Cheatsheet for Data in the Wild Tutorials

Basic R Commands

  • Basic arithmetic

    • Examples: 5*6, sqrt(9), abs(-3)

    • Type help(command) to find information about any command

  • Create variables: Use <- or = to assign values to a variable.

    • Example: x <- 7
  • Create a vector:

    vector <- c(1,3,7)
    vector
    [1] 1 3 7
  • Create a data frame: data.frame(____)

    df <- data.frame(var_1 = c(1,2,3) , var_2 = c("cat", "dog", "fish"))
    df
      var_1 var_2
    1     1   cat
    2     2   dog
    3     3  fish

Basic Statistics

  • mean(vector) : Calculates the mean of a given set of values.

  • median(vector) : Calculates the median of a given set of values.

  • sd(vector) : Calculates the standard deviation of a given set of values.

  • nrow(data): Calculates the total number of rows in a dataset

  • na.rm = TRUE : Remove NA values. Add this as an argument to any of the statistics calculations. E.g. mean(vector, na.rm=TRUE)

Working with a data set in the tidyverse

We use the tidyverse to analyze data in this cheatsheet. To install run the following code:

install.packages("tidyverse")

After installing, to load the tidyverse run:

library(tidyverse)

Uploading and viewing a data set

  • dataFrame <- read_csv("myCSV.csv") : Creates a data frame from a file called myCSV.csv

  • write_csv(dataFrame, "myCSV.csv"): Creates a csv from a data frame

  • view(dataFrame): Enter view-mode to see the entire data frame

  • str(dataFrame): Gives the structure of data frame

  • glimpse(dataFrame): Take a quick look at a data frame

  • summary(dataFrame): Returns min, max, mean, meadian, 1st/3rd quartiles for all vectors in dataFrame

  • dataFrame$columnName: Calls up specific column from a data frame

  • unique(vector): Find the number of unique values in a column/vector

  • length(): Counts the number of entries in a column/vector

Rearranging & Summarizing data

  • Use logical operators to combine conditions: & (and), | (or), ! (not)

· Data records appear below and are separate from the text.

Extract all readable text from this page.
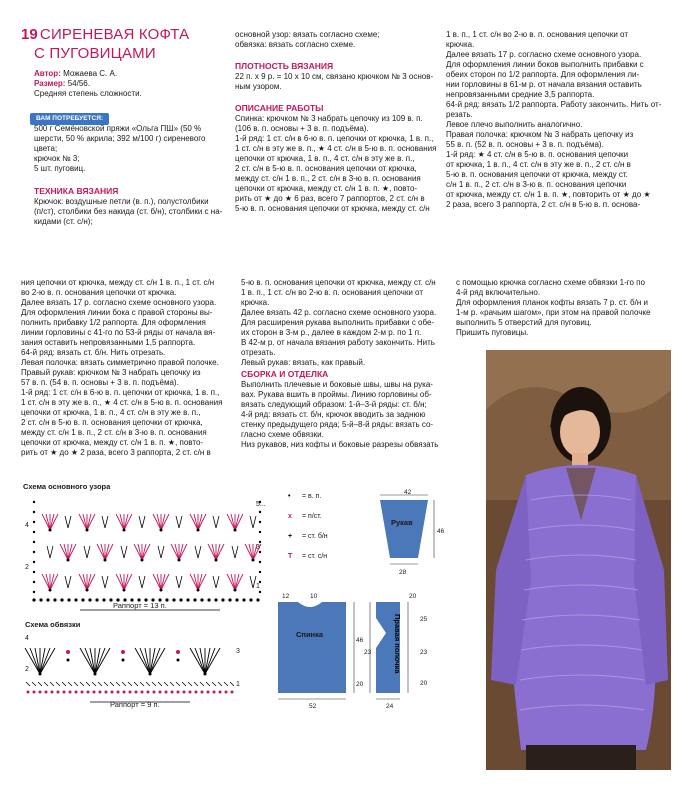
19 СИРЕНЕВАЯ КОФТА
С ПУГОВИЦАМИ
Автор: Можаева С. А.
Размер: 54/56.
Средняя степень сложности.
ВАМ ПОТРЕБУЕТСЯ:
500 г Семёновской пряжи «Ольга ПШ» (50 % шерсти, 50 % акрила; 392 м/100 г) сиреневого цвета;
крючок № 3;
5 шт. пуговиц.
ТЕХНИКА ВЯЗАНИЯ
Крючок: воздушные петли (в. п.), полустолбики
(п/ст), столбики без накида (ст. б/н), столбики с на-
кидами (ст. с/н);
основной узор: вязать согласно схеме;
обвязка: вязать согласно схеме.
ПЛОТНОСТЬ ВЯЗАНИЯ
22 п. х 9 р. = 10 х 10 см, связано крючком № 3 основ-
ным узором.
ОПИСАНИЕ РАБОТЫ
Спинка: крючком № 3 набрать цепочку из 109 в. п.
(106 в. п. основы + 3 в. п. подъёма).
1-й ряд: 1 ст. с/н в 6-ю в. п. цепочки от крючка, 1 в. п.,
1 ст. с/н в эту же в. п., ★ 4 ст. с/н в 5-ю в. п. основания
цепочки от крючка, 1 в. п., 4 ст. с/н в эту же в. п.,
2 ст. с/н в 5-ю в. п. основания цепочки от крючка,
между ст. с/н 1 в. п., 2 ст. с/н в 3-ю в. п. основания
цепочки от крючка, между ст. с/н 1 в. п. ★, повто-
рить от ★ до ★ 6 раз, всего 7 раппортов, 2 ст. с/н в
5-ю в. п. основания цепочки от крючка, между ст. с/н
1 в. п., 1 ст. с/н во 2-ю в. п. основания цепочки от
крючка.
Далее вязать 17 р. согласно схеме основного узора.
Для оформления линии боков выполнить прибавки с
обеих сторон по 1/2 раппорта. Для оформления ли-
нии горловины в 61-м р. от начала вязания оставить
непровязанными средние 3,5 раппорта.
64-й ряд: вязать 1/2 раппорта. Работу закончить. Нить от-
резать.
Левое плечо выполнить аналогично.
Правая полочка: крючком № 3 набрать цепочку из
55 в. п. (52 в. п. основы + 3 в. п. подъёма).
1-й ряд: ★ 4 ст. с/н в 5-ю в. п. основания цепочки
от крючка, 1 в. п., 4 ст. с/н в эту же в. п., 2 ст. с/н в
5-ю в. п. основания цепочки от крючка, между ст.
с/н 1 в. п., 2 ст. с/н в 3-ю в. п. основания цепочки
от крючка, между ст. с/н 1 в. п. ★, повторить от ★ до ★
2 раза, всего 3 раппорта, 2 ст. с/н в 5-ю в. п. основа-
ния цепочки от крючка, между ст. с/н 1 в. п., 1 ст. с/н
во 2-ю в. п. основания цепочки от крючка.
Далее вязать 17 р. согласно схеме основного узора.
Для оформления линии бока с правой стороны вы-
полнить прибавку 1/2 раппорта. Для оформления
линии горловины с 41-го по 53-й ряды от начала вя-
зания оставить непровязанными 1,5 раппорта.
64-й ряд: вязать ст. б/н. Нить отрезать.
Левая полочка: вязать симметрично правой полочке.
Правый рукав: крючком № 3 набрать цепочку из
57 в. п. (54 в. п. основы + 3 в. п. подъёма).
1-й ряд: 1 ст. с/н в 6-ю в. п. цепочки от крючка, 1 в. п.,
1 ст. с/н в эту же в. п., ★ 4 ст. с/н в 5-ю в. п. основания
цепочки от крючка, 1 в. п., 4 ст. с/н в эту же в. п.,
2 ст. с/н в 5-ю в. п. основания цепочки от крючка,
между ст. с/н 1 в. п., 2 ст. с/н в 3-ю в. п. основания
цепочки от крючка, между ст. с/н 1 в. п. ★, повто-
рить от ★ до ★ 2 раза, всего 3 раппорта, 2 ст. с/н в
5-ю в. п. основания цепочки от крючка, между ст. с/н
1 в. п., 1 ст. с/н во 2-ю в. п. основания цепочки от
крючка.
Далее вязать 42 р. согласно схеме основного узора.
Для расширения рукава выполнить прибавки с обе-
их сторон в 3-м р., далее в каждом 2-м р. по 1 п.
В 42-м р. от начала вязания работу закончить. Нить
отрезать.
Левый рукав: вязать, как правый.
СБОРКА И ОТДЕЛКА
Выполнить плечевые и боковые швы, швы на рука-
вах. Рукава вшить в проймы. Линию горловины об-
вязать следующий образом: 1-й–3-й ряды: ст. б/н;
4-й ряд: вязать ст. б/н, крючок вводить за заднюю
стенку предыдущего ряда; 5-й–8-й ряды: вязать со-
гласно схеме обвязки.
Низ рукавов, низ кофты и боковые разрезы обвязать
с помощью крючка согласно схеме обвязки 1-го по
4-й ряд включительно.
Для оформления планок кофты вязать 7 р. ст. б/н и
1-м р. «рачьим шагом», при этом на правой полочке
выполнить 5 отверстий для пуговиц.
Пришить пуговицы.
Схема основного узора
Раппорт = 13 п.
4
2
5...
3
1
Схема обвязки
Раппорт = 9 п.
4
2
3
1
• = в. п.
x = п/ст.
+ = ст. б/н
T = ст. с/н
Рукав
42
46
28
Спинка
12	10
46
20
52
Правая полочка
20
25
23
20
23
24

  • Use comparison operators to describe conditions: <, >, ==, !=, <=, >=

  • group_by(.data, column): Takes a dataset and groups it by a column/variable

  • summarize(.data, summaryStat = statistic formula): Takes a dataset and outputs summary statistics that you define.

    • n(): Calculates current group size. Can be used in summarize and group_by

    • Combine group_by and summarize using the pipe (|>) to see summary statistics for specific groups/variables.

    • The pipe: Use |> OR %>% to string functions and data together. Read as “AND THEN”.

    Example:

      dataFrame |> 
        group_by(firstColumn)|> 
        summarize(mean_of_secondColumn = mean(secondColumn), 
                  standard_deviation_of_secondColumn = sd(secondColumn),
                  number_in_each_group = n(), 
                  percent = n()/nrow(dataFrame)*100)
  • filter(.data=myDataFrame, column=="some value"): Subsets dataframe, lets us pick rows of data based on “some value”, including a specific value, mean, median, etc.

  • select(.data, column(s)): Choose columns from a dataframe.

    • column1 , column2 : choose column1 and column2
    • column1:column5 : choose all columns between column1 and column5
    • -column1: choose all columns except column1
  • mutate(data, newColumn = yourFormula): Creates a new column in a dataset defined by a calculation you input.

  • arrange(data, column): Rearrange data into numerical order by a specific column

Plotting with GGPlot

Resources:

GGPlot Basics:

  • Basic structure:

    ggplot(data, mapping=aes()) +
          geom_function()
  • Connect different properties using a +

  • Basic Components:

    • Data: data=dataSet: Define your data set

    • Aesthetics: mapping = aes(variables): Define the variables. Can also specify color/fill for your graph and geometries.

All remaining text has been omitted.